# Inversions of Pitch Class set prime numbers

I am taking a long time to check whether or not pitch class set inversions are right, but there may be a shortcut. That's why I am asking for your help instead of procrastination and erroneousness.

If, e.g., there is a pitch class set like:

`40 4-11 0135 121110 Phrygian Tetrachord`

• The PRIME column is 0135.
• The first inversion from the second pitch (0{1}35) of the 0135 prime goes like 024E;
• The second inversion from the third pitch (01{3}5) of the 0135 prime goes like 029T;
• The third inversion from the fourth pitch (013{5}) of the 0135 prime goes like 078T.

So the number of inversions depends on the type of chord for example: trichord, tetrachord, pentachord, hexachord etc.

Two questions, basically:

1. Is there a website floating around the internet which has pitch class set prime inversions?

2. If there aren't any pages you could share for pitch class set prime inversions, could you help with a simple software or a mathematical method for inputting pitch class set prime inversions?
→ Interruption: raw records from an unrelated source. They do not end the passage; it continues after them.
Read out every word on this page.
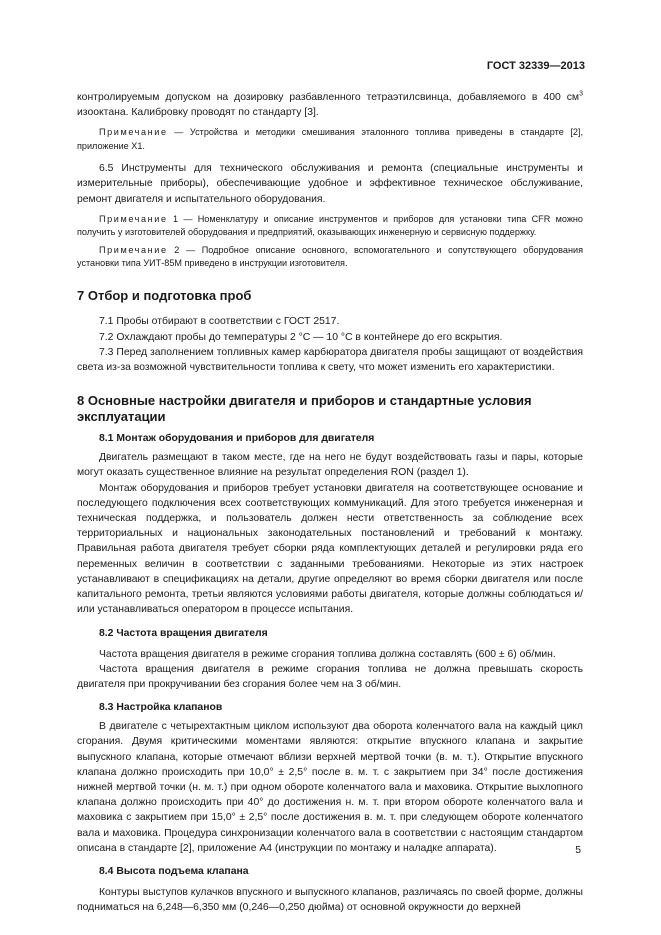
ГОСТ 32339—2013

контролируемым допуском на дозировку разбавленного тетраэтилсвинца, добавляемого в 400 $см^3$ изооктана. Калибровку проводят по стандарту [3].

Примечание — Устройства и методики смешивания эталонного топлива приведены в стандарте [2], приложение X1.

6.5 Инструменты для технического обслуживания и ремонта (специальные инструменты и измерительные приборы), обеспечивающие удобное и эффективное техническое обслуживание, ремонт двигателя и испытательного оборудования.

Примечание 1 — Номенклатуру и описание инструментов и приборов для установки типа CFR можно получить у изготовителей оборудования и предприятий, оказывающих инженерную и сервисную поддержку.

Примечание 2 — Подробное описание основного, вспомогательного и сопутствующего оборудования установки типа УИТ-85М приведено в инструкции изготовителя.

7 Отбор и подготовка проб

7.1 Пробы отбирают в соответствии с ГОСТ 2517.

7.2 Охлаждают пробы до температуры 2 °С — 10 °С в контейнере до его вскрытия.

7.3 Перед заполнением топливных камер карбюратора двигателя пробы защищают от воздействия света из-за возможной чувствительности топлива к свету, что может изменить его характеристики.

8 Основные настройки двигателя и приборов и стандартные условия эксплуатации

8.1 Монтаж оборудования и приборов для двигателя

Двигатель размещают в таком месте, где на него не будут воздействовать газы и пары, которые могут оказать существенное влияние на результат определения RON (раздел 1).

Монтаж оборудования и приборов требует установки двигателя на соответствующее основание и последующего подключения всех соответствующих коммуникаций. Для этого требуется инженерная и техническая поддержка, и пользователь должен нести ответственность за соблюдение всех территориальных и национальных законодательных постановлений и требований к монтажу. Правильная работа двигателя требует сборки ряда комплектующих деталей и регулировки ряда его переменных величин в соответствии с заданными требованиями. Некоторые из этих настроек устанавливают в спецификациях на детали, другие определяют во время сборки двигателя или после капитального ремонта, третьи являются условиями работы двигателя, которые должны соблюдаться и/или устанавливаться оператором в процессе испытания.

8.2 Частота вращения двигателя

Частота вращения двигателя в режиме сгорания топлива должна составлять (600 ± 6) об/мин.

Частота вращения двигателя в режиме сгорания топлива не должна превышать скорость двигателя при прокручивании без сгорания более чем на 3 об/мин.

8.3 Настройка клапанов

В двигателе с четырехтактным циклом используют два оборота коленчатого вала на каждый цикл сгорания. Двумя критическими моментами являются: открытие впускного клапана и закрытие выпускного клапана, которые отмечают вблизи верхней мертвой точки (в. м. т.). Открытие впускного клапана должно происходить при 10,0° ± 2,5° после в. м. т. с закрытием при 34° после достижения нижней мертвой точки (н. м. т.) при одном обороте коленчатого вала и маховика. Открытие выхлопного клапана должно происходить при 40° до достижения н. м. т. при втором обороте коленчатого вала и маховика с закрытием при 15,0° ± 2,5° после достижения в. м. т. при следующем обороте коленчатого вала и маховика. Процедура синхронизации коленчатого вала в соответствии с настоящим стандартом описана в стандарте [2], приложение А4 (инструкции по монтажу и наладке аппарата).

8.4 Высота подъема клапана

Контуры выступов кулачков впускного и выпускного клапанов, различаясь по своей форме, должны подниматься на 6,248—6,350 мм (0,246—0,250 дюйма) от основной окружности до верхней

5
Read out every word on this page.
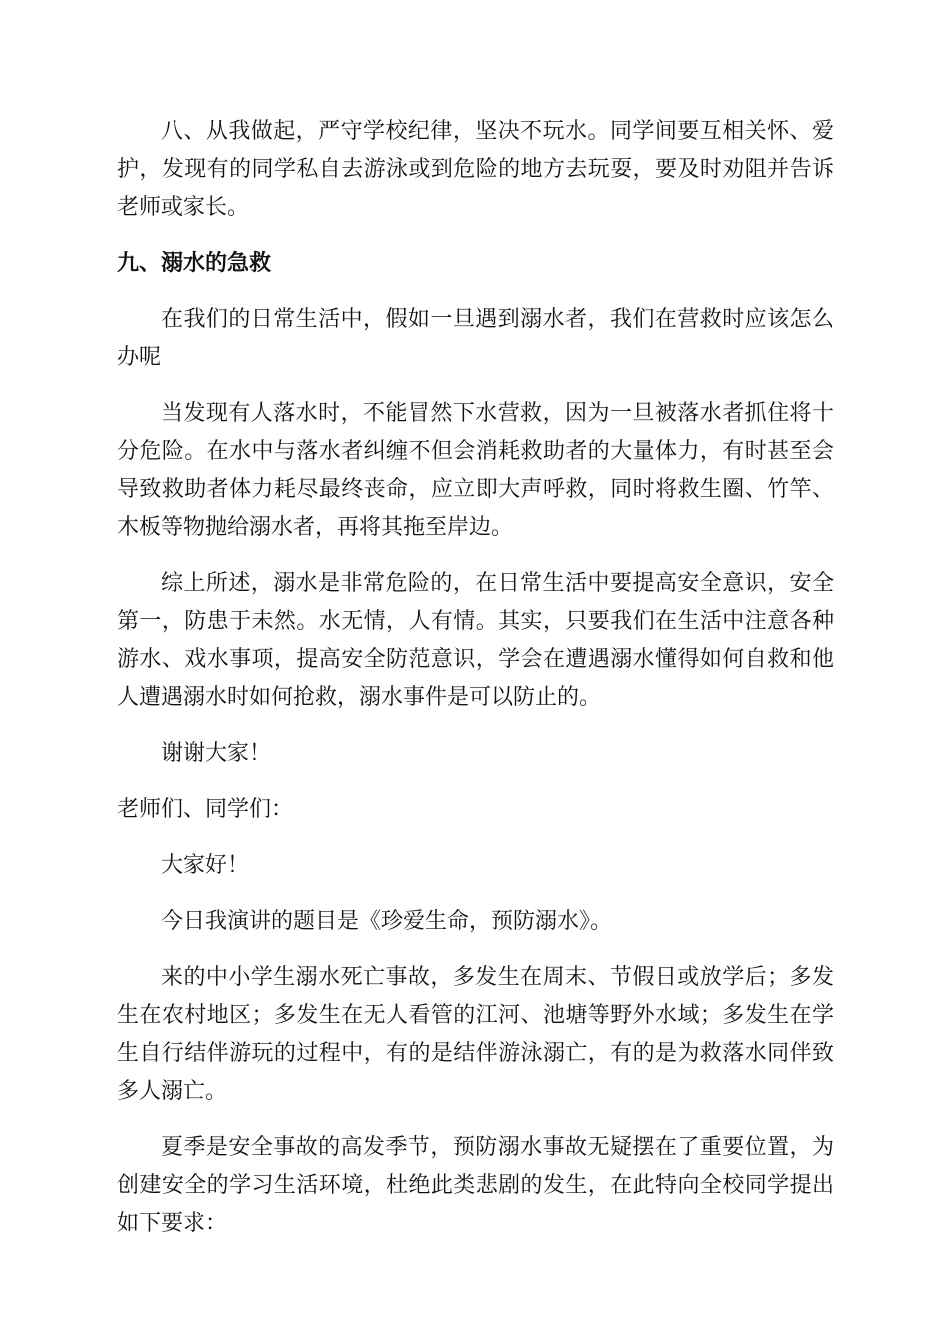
八、从我做起，严守学校纪律，坚决不玩水。同学间要互相关怀、爱护，发现有的同学私自去游泳或到危险的地方去玩耍，要及时劝阻并告诉老师或家长。

九、溺水的急救

在我们的日常生活中，假如一旦遇到溺水者，我们在营救时应该怎么办呢

当发现有人落水时，不能冒然下水营救，因为一旦被落水者抓住将十分危险。在水中与落水者纠缠不但会消耗救助者的大量体力，有时甚至会导致救助者体力耗尽最终丧命，应立即大声呼救，同时将救生圈、竹竿、木板等物抛给溺水者，再将其拖至岸边。

综上所述，溺水是非常危险的，在日常生活中要提高安全意识，安全第一，防患于未然。水无情，人有情。其实，只要我们在生活中注意各种游水、戏水事项，提高安全防范意识，学会在遭遇溺水懂得如何自救和他人遭遇溺水时如何抢救，溺水事件是可以防止的。

谢谢大家！

老师们、同学们：

大家好！

今日我演讲的题目是《珍爱生命，预防溺水》。

来的中小学生溺水死亡事故，多发生在周末、节假日或放学后；多发生在农村地区；多发生在无人看管的江河、池塘等野外水域；多发生在学生自行结伴游玩的过程中，有的是结伴游泳溺亡，有的是为救落水同伴致多人溺亡。

夏季是安全事故的高发季节，预防溺水事故无疑摆在了重要位置，为创建安全的学习生活环境，杜绝此类悲剧的发生，在此特向全校同学提出如下要求：
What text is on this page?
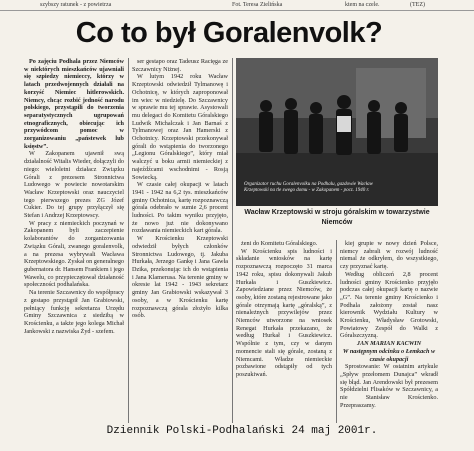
szybszy ratunek - z powietrza	Fot. Teresa Zielińska	ktem na czele.	(TEZ)
Co to był Goralenvolk?

Po zajęciu Podhala przez Niemców w niektórych mieszkańców ujawniali się szpiedzy niemieccy, którzy w latach przedwojennych działali na korzyść Niemiec hitlerowskich. Niemcy, chcąc rozbić jedność narodu polskiego, przystąpili do tworzenia separatystycznych ugrupowań etnograficznych, obiecując ich przywódcom pomoc w zorganizowaniu „państewek lub księstw”.

W Zakopanem ujawnił swą działalność Witalis Wieder, dołączyli do niego: wieloletni działacz Związku Górali z prezesem Stronnictwa Ludowego w powiecie nowotarskim Wacław Krzeptowski oraz nauczyciel tego pierwszego prezes ZG Józef Cukier. Do tej grupy przyłączył się Stefan i Andrzej Krzeptowscy.

W pracy z niemieckich poczynań w Zakopanem byli zaczepienie kolaborantów do zorganizowania Związku Górali, zwanego goralenvolk, a na prezesa wybrywali Wacława Krzeptowskiego. Zyskał on generalnego gubernatora dr. Hansem Frankiem i jego Wawelu, co przypieczętował działaność społeczności podhalańska.

Na terenie Szczawnicy do współpracy z gestapo przystąpił Jan Grabiowski, pełniący funkcję sekretarza Urzędu Gminy Szczawnica z siedzibą w Krościenku, a także jego kolega Michał Jankowski z nazwiska Żyd - szefem.

ser gestapo oraz Tadeusz Racięga ze Szczawnicy Niżnej.

W lutym 1942 roku Wacław Krzeptowski odwiedził Tylmanowę i Ochotnicę, w których zaproponował im wiec w niedzielę. Do Szczawnicy w sprawie mu tej sprawie. Asystowali mu delegaci do Komitetu Góralskiego Ludwik Michalczak i Jan Barnaś z Tylmanowej oraz Jan Hamerski z Ochotnicy. Krzeptowski przekonywał górali do wstąpienia do tworzonego „Legionu Góralskiego”, który miał walczyć u boku armii niemieckiej z najeźdźcami wschodnimi - Rosją Sowiecką.

W czasie całej okupacji w latach 1941 - 1942 na 6,2 tys. mieszkańców gminy Ochotnica, kartę rozpoznawczą górala odebrało w sumie 2,6 procent ludności. Po takim wyniku przyjęto, że nowo już nie dokonywano rozdawania niemieckich kart górala.

W Krościenku Krzeptowski odwiedził byłych członków Stronnictwa Ludowego, tj. Jakuba Hurkała, Jerzego Gankę i Jana Gawła Dzika, przekonując ich do wstąpienia i Jana Klamerusa. Na terenie gminy w okresie lat 1942 - 1943 sekretarz gminy Jan Grabiowski wskazywał 3 osoby, a w Krościenku kartę rozpoznawczą górala złożyło kilka osób.

Organizator ruchu Goralenvolku na Podhalu, gazdowie Wacław Krzeptowski na tle swego domu - w Zakopanem - pocz. 1940 r.
Wacław Krzeptowski w stroju góralskim w towarzystwie Niemców

żeni do Komitetu Góralskiego.

W Krościenku spis ludności i składanie wniosków na kartę rozpoznawczą rozpoczęto 31 marca 1942 roku, spisu dokonywali Jakub Hurkała i Guszkiewicz. Zapowiedziane przez Niemców, że osoby, które zostaną rejestrowane jako górale otrzymają kartę „góralską”, z nienależnych przywilejów przez Niemców utworzone na wniosek Renegat Hurkała przekazano, że według Hurkał i Guszkiewicz. Wspólnie z tym, czy w danym momencie stali się górale, zostaną z Niemcami. Władze niemieckie pozbawione odstąpiły od tych poszukiwań.

kiej grupie w nowy dzień Polsce, niemcy zabrali w rozwój ludność niemal że odkryłem, do wszystkiego, czy przyznać kartę.

Według obliczeń 2,8 procent ludności gminy Krościenko przyjęło podczas całej okupacji kartę o nazwie „G”. Na terenie gminy Krościenko i Podhala założony został nasz kierownik Wydziału Kultury w Krościenku, Władysław Grotowski, Powiatowy Zespół do Walki z Góralszczyzną.

JAN MARIAN KACWIN

W następnym odcinku o Łemkach w czasie okupacji

Sprostowanie: W ostatnim artykule „Spływ przełomem Dunajca” wkradł się błąd. Jan Arendowski był prezesem Spółdzielni Flisaków w Szczawnicy, a nie Stanisław Krościenko. Przepraszamy.

Dziennik Polski-Podhalański 24 maj 2001r.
• Are you trying to create a new meaning of the word "inversion" as it applies to pitch sets? It sounds like you're trying to apply a basic version of triadic chord inversion to sets, but changes in ordering like that aren't what we usually mean when we talk about inverting a set. In fact, the rotations you're doing don't produce inversions, they are just transpositions. Apr 9, 2016 at 10:45
• These rotations aren't even transpositions. They are simple rotations which generate new pitch class sets that share the same prime form. A transposition, when normalized by modulo 12 should claim the same pitch classes as the original set, which is not the case when you simply rotate a non-symmetric set. Rotation, nonetheless, is also an important operation for composition and analysis based upon post-tonal theory. Apr 9, 2016 at 22:43
• @SeuMenezes No, they're transpositions. OP started with normal form [0135]. The first rotation was 02411, which is [E024], T-11 of the starting set. Next was 02910, which is [9T02], T-9 of the original. I'm not sure I follow your definition of transposition, a set class is by definition the set of all possible transpositions and inversions of the same basic collection. If two sets have the same prime form, they are by definition either inversions or transpositions (or both) of each other. OP seems to just be moving the first number to the end, then transposing so the new ordering starts on 0. Apr 10, 2016 at 0:47
• But anyway, the problem is that it's not clear what transformation the OP is trying to do. Set Theory is explicitly not interested in specific ordering when classifying sets. I suspect there's some basic confusion about the inversion operation in the set-theoretical sense vs. chord inversion in the common-practice sense. Apr 10, 2016 at 0:50
• @PatMuchmore that's nice! I did not realize that the resulting sets were rotated transpositions. Regarding the question, to me it is clear now that the OP is taking the definition of "inversion" as applied to tertian chords and trying to do this to pitch class sets. I am editing my answer to reflect this fact. Apr 10, 2016 at 2:09

Edit: As noticed by Pat Muchmore in his comment, it looks like you are trying to apply inversion to a Pitch Class Set as you would do to a common chord (by simple rotation, which in fact results in transposition rather than inversion). The more straightforward way to invert a Pitch Class Set is to take each pitch class and subtract it from 12. In your example, `0 1 3 5` becomes `12 11 9 7`, and then `0 11 9 7` via Mod 12 for pitch classes greater than 11.